English Basic Explanation - Chapter 49
In stark contrast to the festive, triumphant tenor of the previous chapter, this Psalm ranks among the most somber and solemn passages throughout Tanach, as it addresses the theme of human mortality. It begins by emphasizing the relevance of this message to all people on earth, regardless of their pedigree or financial status (verses 2-3). The one thing that all human beings share is the eventuality of death, and the Psalmist therefore seeks to draw the attention of all men and convey to them his message.
This Psalm then proceeds to ridicule those who derive confidence from wealth, who feel secure as a result of their fortunes. As the Psalmist notes, no sum of money in the world can be used to ransom one's soul from God. When the Almighty issues a decree, He will not accept a monetary bribe to suspend it. Furthermore, the Psalmist sarcastically asks, "Will he live for eternity, and never see the grave?" (verse 10). All men ultimately depart from this world and leave their wealth to others. As much as people try to assert their immortality by constructing buildings and giving them their names (verse 12), they eventually die and are forgotten like dead animals (verse 13). This message is perhaps most powerfully and succinctly captured in the famous pair of verses (17-18), "Fear not when a man accumulates wealth, when the honor of his household increases; for he will not take it all when he dies – his honor will not descend after him."
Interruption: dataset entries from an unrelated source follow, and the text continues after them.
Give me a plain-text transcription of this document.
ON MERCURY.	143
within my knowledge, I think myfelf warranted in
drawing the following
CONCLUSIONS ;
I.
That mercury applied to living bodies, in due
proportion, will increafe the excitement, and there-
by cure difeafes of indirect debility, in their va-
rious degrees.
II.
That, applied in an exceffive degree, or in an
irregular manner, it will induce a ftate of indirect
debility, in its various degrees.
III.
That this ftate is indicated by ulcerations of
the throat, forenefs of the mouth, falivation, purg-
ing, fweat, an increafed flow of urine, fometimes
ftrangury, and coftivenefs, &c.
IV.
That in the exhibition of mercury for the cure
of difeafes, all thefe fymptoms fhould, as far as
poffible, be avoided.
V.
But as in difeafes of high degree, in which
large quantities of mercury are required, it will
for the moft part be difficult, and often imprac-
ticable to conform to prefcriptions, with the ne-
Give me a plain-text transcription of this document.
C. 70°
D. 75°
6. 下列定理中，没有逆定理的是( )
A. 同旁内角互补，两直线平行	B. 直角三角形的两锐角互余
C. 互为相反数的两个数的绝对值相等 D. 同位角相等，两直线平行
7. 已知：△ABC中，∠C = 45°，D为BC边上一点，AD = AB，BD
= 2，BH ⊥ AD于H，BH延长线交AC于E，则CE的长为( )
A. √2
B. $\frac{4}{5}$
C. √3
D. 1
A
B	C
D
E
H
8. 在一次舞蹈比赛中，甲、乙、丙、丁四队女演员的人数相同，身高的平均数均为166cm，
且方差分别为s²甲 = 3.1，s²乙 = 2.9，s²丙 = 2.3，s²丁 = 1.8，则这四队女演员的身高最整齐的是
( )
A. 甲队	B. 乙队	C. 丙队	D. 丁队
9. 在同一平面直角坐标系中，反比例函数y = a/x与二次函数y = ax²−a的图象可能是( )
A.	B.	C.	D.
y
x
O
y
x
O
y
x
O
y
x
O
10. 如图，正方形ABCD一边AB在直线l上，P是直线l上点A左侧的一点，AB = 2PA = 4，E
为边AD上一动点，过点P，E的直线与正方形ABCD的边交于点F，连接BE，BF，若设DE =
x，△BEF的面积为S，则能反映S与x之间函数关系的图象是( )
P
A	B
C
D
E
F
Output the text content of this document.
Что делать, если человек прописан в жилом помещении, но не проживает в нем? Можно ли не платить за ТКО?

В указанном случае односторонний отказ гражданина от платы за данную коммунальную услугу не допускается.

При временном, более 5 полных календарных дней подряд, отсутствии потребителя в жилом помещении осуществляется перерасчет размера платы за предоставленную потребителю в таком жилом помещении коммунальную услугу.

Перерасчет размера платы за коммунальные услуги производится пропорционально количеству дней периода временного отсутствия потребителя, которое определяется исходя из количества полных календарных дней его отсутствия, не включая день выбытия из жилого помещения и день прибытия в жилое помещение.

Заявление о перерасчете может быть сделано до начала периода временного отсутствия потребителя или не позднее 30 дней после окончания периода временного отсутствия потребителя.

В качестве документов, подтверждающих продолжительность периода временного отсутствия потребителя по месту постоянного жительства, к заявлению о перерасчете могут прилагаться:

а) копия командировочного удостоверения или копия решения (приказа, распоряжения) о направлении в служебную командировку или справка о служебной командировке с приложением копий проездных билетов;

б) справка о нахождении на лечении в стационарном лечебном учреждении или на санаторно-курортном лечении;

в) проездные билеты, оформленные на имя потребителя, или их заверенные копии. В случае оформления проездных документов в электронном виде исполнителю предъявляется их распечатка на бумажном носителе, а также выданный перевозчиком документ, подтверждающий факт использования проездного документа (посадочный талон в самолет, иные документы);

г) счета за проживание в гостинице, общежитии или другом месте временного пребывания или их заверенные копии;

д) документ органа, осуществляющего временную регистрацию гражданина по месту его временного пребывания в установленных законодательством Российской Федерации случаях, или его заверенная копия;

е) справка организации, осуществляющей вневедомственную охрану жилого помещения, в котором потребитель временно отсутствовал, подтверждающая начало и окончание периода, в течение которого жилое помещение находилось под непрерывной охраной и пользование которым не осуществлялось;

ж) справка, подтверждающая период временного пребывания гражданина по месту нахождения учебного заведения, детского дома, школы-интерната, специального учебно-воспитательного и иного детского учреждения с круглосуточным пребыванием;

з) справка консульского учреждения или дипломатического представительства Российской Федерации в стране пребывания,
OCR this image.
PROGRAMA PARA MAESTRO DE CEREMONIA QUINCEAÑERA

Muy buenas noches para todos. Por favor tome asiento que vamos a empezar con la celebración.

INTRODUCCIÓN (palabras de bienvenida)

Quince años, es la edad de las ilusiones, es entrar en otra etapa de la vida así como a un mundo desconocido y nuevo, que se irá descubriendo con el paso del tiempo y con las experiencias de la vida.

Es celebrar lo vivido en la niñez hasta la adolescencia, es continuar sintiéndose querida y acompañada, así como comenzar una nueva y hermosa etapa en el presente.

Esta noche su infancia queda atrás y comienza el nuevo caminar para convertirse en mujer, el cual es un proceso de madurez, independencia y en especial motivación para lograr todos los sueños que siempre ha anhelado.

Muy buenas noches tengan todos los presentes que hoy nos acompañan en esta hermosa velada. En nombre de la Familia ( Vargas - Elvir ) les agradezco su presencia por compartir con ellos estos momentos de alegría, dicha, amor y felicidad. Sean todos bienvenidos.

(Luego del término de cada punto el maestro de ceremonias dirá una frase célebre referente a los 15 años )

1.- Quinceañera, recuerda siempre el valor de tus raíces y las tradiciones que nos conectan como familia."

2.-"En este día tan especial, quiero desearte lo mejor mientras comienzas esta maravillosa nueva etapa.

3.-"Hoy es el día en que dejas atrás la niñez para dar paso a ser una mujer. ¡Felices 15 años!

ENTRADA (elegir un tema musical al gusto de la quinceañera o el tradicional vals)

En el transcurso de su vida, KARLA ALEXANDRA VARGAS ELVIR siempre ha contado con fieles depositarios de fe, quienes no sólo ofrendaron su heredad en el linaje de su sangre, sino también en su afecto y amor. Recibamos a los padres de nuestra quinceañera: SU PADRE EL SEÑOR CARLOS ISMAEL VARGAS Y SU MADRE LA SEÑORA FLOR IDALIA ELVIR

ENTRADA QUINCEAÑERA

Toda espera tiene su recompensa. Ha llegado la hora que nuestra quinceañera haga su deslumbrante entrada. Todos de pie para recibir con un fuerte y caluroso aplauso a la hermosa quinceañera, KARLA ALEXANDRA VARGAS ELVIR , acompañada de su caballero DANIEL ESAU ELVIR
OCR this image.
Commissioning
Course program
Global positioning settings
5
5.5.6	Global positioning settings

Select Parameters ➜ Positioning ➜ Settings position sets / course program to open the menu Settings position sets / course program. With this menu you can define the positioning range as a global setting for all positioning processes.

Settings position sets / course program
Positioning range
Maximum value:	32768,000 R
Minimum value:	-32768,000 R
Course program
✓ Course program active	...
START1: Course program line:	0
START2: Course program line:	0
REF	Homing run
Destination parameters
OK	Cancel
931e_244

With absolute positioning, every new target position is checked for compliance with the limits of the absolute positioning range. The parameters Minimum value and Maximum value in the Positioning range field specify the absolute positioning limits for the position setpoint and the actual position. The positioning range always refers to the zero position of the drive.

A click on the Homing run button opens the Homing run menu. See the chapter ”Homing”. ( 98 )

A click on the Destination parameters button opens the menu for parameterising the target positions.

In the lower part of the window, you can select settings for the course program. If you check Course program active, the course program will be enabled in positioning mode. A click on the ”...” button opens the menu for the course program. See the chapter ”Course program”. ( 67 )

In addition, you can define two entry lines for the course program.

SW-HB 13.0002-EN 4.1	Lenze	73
The theme of this chapter is eloquently expressed by Rabbi Yossi Ben Kisma, as recorded in Pirkei Avot (6:10): "At the time of a person's death he is accompanied by neither silver, gold, precious stones or jewels, but rather with only Torah and good deeds." It is foolish to devote one's life to the pursuit of wealth, which remains with him for such a short period, rather than exerting oneself in Torah study and Mitzvah performance, which stays with him for all eternity.
In some communities it is customary to recite this Psalm after the prayer service in a house of mourning. While the Mitzva of comforting mourners is intended primarily as an act of Hesed (kindness) towards the mourners, it also provides a certain perspective on life generally and the proper prioritization of the short amount of time we spend here on earth. The experience of visiting a mourner reminds a person of his own mortality and should thus inspire him to reconsider and reexamine his priorities in life. Appropriately, the custom developed to read this chapter of Tehillim, which very poignantly expresses the theme of mortality and the futility of the endless pursuit of wealth tragically consumes so many people.